In the 1970’s, Neil McCormack and Paul Henson, schoolmates at Mount Temple Comprehensive in Dublin shared the same ambition, to form bands and become global superstars. Paul changed his name to Bono and formed U2. Neil didn’t. The latter, the Telegraph’s esteemed chief pop and rock critic, is a successful author, radio pundit and television presenter, none of which remotely compensates for being a failed rock star.

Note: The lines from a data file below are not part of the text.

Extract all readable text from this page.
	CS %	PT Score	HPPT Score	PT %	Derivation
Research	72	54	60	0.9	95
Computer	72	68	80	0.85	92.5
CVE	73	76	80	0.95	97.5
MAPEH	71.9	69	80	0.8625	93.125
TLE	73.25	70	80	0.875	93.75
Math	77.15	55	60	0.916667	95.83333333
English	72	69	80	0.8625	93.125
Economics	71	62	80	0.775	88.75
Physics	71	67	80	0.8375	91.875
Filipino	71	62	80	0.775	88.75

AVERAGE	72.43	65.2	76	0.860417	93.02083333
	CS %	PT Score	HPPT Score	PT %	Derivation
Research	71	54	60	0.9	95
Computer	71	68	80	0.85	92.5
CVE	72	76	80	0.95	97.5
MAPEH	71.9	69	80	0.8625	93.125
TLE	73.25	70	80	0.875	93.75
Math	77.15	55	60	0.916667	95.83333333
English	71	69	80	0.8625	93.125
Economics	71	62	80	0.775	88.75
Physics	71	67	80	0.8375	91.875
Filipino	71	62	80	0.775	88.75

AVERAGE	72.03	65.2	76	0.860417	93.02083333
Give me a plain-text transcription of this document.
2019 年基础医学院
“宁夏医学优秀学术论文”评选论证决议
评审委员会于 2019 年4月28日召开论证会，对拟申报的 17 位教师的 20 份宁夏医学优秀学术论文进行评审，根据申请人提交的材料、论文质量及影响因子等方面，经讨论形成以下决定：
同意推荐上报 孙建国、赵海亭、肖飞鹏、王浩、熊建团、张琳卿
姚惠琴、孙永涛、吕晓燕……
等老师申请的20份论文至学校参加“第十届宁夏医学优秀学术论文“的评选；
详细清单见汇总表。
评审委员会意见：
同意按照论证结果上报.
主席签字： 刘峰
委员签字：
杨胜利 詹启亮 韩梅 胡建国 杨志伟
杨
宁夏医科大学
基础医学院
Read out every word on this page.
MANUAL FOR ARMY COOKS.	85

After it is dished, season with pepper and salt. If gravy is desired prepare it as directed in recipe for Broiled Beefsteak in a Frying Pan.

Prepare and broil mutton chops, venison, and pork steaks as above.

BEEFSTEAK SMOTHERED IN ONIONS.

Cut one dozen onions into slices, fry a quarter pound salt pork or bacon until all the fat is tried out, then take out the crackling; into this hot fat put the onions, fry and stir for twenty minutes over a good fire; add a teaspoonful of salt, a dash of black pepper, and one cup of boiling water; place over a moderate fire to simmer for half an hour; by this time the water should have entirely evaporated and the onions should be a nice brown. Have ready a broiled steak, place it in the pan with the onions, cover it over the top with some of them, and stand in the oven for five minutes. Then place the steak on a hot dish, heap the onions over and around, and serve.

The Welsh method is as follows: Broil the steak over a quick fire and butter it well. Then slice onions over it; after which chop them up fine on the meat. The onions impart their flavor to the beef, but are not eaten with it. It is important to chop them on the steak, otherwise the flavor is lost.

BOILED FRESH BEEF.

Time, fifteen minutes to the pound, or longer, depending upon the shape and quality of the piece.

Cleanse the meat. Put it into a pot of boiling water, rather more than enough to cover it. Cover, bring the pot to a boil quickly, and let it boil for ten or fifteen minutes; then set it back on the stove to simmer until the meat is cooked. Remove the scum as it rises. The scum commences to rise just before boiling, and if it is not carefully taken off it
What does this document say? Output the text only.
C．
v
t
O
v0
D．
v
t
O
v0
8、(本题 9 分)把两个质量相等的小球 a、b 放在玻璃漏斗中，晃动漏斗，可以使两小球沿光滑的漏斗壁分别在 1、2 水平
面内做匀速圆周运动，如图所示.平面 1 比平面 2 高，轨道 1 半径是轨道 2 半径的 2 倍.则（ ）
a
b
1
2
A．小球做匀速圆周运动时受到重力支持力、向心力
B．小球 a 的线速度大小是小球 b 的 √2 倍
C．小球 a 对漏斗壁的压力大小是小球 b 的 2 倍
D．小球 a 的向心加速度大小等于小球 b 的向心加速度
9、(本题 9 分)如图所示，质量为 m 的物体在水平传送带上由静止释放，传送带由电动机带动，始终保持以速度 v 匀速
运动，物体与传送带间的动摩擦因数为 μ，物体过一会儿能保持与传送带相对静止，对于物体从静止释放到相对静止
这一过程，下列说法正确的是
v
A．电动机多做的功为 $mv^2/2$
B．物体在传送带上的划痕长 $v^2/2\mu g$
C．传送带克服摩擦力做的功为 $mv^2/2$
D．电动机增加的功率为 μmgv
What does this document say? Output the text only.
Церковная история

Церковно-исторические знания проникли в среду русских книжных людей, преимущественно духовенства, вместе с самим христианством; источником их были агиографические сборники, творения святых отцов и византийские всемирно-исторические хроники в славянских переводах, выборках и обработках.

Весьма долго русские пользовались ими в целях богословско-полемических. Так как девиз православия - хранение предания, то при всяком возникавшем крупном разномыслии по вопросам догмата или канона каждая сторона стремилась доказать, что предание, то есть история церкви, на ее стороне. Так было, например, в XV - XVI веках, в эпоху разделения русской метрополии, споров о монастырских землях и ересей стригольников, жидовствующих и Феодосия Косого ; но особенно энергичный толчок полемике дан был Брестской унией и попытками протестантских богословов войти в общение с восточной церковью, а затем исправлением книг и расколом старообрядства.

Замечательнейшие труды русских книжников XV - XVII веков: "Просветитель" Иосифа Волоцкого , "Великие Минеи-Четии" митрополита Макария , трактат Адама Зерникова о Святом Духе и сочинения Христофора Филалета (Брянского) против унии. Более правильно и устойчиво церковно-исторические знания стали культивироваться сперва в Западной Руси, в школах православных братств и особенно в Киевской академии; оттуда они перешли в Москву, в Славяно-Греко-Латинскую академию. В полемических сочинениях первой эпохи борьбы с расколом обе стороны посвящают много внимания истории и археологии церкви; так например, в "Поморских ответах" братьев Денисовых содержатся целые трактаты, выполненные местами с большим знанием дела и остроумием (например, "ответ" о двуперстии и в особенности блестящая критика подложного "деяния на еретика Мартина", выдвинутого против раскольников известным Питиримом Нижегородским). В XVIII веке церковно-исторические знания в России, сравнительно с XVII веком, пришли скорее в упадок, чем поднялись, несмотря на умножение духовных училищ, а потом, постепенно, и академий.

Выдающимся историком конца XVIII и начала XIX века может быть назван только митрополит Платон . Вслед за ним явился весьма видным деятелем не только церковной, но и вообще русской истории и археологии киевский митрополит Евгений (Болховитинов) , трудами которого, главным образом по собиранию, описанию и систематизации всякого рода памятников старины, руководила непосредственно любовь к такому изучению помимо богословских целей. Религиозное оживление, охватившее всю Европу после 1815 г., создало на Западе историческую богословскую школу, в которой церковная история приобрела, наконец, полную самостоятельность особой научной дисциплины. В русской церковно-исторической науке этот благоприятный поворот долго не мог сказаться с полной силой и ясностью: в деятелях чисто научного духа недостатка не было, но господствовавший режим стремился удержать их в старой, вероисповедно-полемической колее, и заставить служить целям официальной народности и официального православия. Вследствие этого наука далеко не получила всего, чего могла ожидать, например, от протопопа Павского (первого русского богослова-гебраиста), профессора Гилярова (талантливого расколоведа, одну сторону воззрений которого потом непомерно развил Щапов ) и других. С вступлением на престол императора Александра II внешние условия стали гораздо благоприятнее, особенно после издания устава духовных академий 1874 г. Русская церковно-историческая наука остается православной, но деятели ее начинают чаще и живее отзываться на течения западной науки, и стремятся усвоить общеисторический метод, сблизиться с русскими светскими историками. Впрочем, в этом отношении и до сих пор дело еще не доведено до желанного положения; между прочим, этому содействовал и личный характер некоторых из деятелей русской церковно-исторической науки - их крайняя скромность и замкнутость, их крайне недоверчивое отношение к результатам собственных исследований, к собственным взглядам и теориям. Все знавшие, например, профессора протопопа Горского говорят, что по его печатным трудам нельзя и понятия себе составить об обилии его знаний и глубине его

It was probably worse for his brother Ivan, who was offered a spot in Paul’s band ‘Feedback’, renamed ‘The Hype’ before becoming U2. But Neil persuaded him to stick with his group for a guaranteed shot at stardom.
CHASING BONO was written by ‘master mirth-makers’ Dick Clement and Ian La Frenais (THE LIKELY LADS, PORRIDGE, AUF WIEDERSEHEN, PET and THE COMMITMENTS) and is a stage adaption of their darker 2011 film KILLING BONO, which in turn was based on Neil’s 2003 memoirs, ‘I was Bono’s Doppelgänger’.
Critic Anne Cox writing in StageReview said it was a “charming piece, packed with cracking Irish humour and good performances… part rock-fable, part whimsy and part ridiculous screwball comedy.”
The cast is lead by Niall McNamee as Neil and Shane O’Regan as Bono, with Denis Conway, Ciaran Dowd, Farzana Dua Elahe, Donal Finn and Niamh Bracken, all of kindly signed my portrait montage for me at the Soho.